It was on a dark and stormy night... that I finally got round to updating my blog again.
Okay, 'stormy' might be a bit of an exaggeration. Apparently we had one instance of lightning and thunder this morning but I was in the Asda car park at the time, doing my best impression of a drowned rat, and thus missed it. But it has been frickin' miserable all day. I'm hoping for a better weekend (Bournemouth Air Show! Whoop whoop!!)
As you can see, I am celebrating my first blog post since coming back from France by doing the British Thing and talking about the weather. I have also, since Sunday, been eating a ridiculous amount of marmite.

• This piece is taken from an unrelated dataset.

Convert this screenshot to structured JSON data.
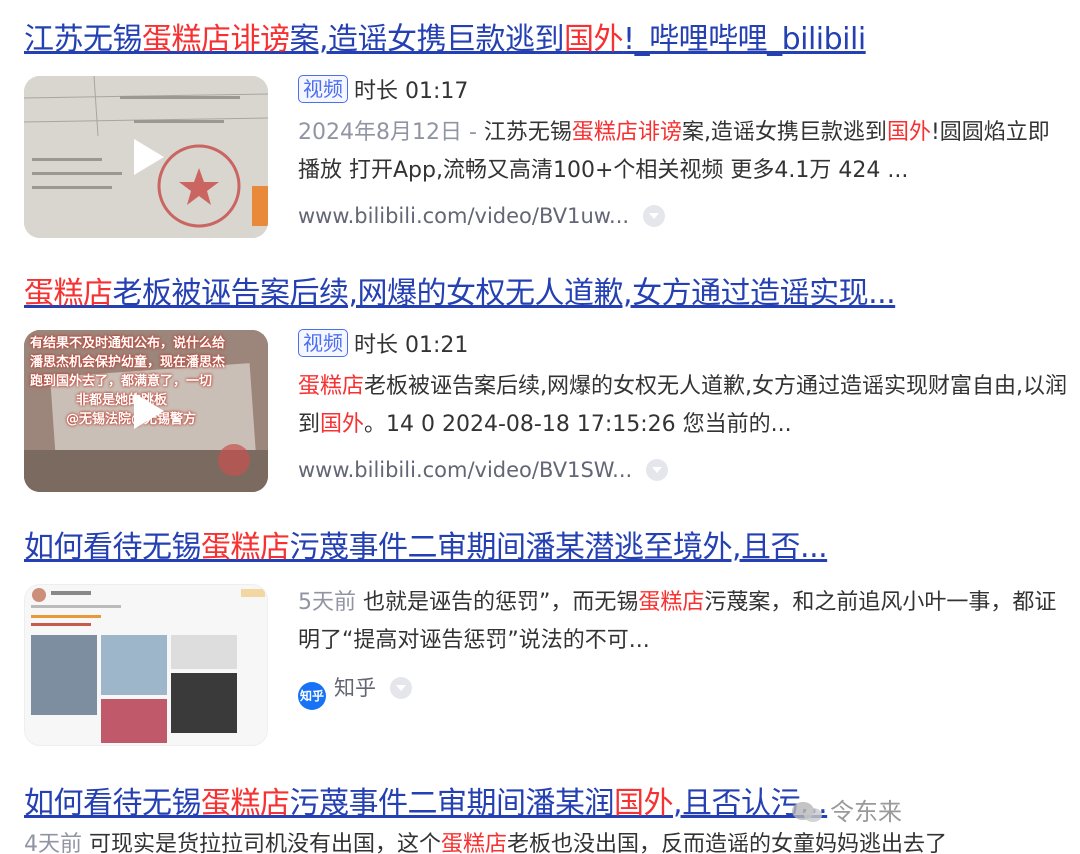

In my previous post I ranted about my reading options for the holiday. In the end I didn't take The Curse with me, which is fortunate as I didn't actually get round to finishing The Magician's Apprentice until this past Monday. This isn't to say that the book wasn't good - far from it - but it is a bit of a brick. Seven-hundred pages of brick to be exact. And I was reading for pleasure this time so there was none of that speed-reading Middlemarch-in-three-days kind of shenanigans going on.
I'm very happy that I bought The Magician's Apprentice from the nice fellow at the car boot all those months ago. I haven't been so impressed with a book in a fair while. It made me realise that all of the primary world books I read so far for my dissertation have been alright, but nothing special, and often with gaping plot holes or character inconsistencies that I've just sort of ignored.
It's difficult to get out of the workshopping mind-set, I think, especially with those novels which could do with improving. I often found myself making alternative suggestions in my head, rephrasing sentences so that they flowed better. This is all very well in a student's work but in published novels? Maybe I'm just not reading the right books. Anyone have any suggestions?
By contrast, the biggest criticism I had for Trudi Canavan was that her characters smiled 'crookedly' a little too much. Or maybe this only bothered me because it reminded me of Edward 'Twishite' Cullen?
I'm back to writing now. My first draft of the dissertation is still making me unhappy so I'm continuing on, hoping that the following chapters will be better. I've been thinking about them a lot and even had that real urge to get some dialogue down (sat on the footbridge at Ashurst train station, forcing the commuters to squeeze round me) - this, I'm choosing to believe, is a positive sign.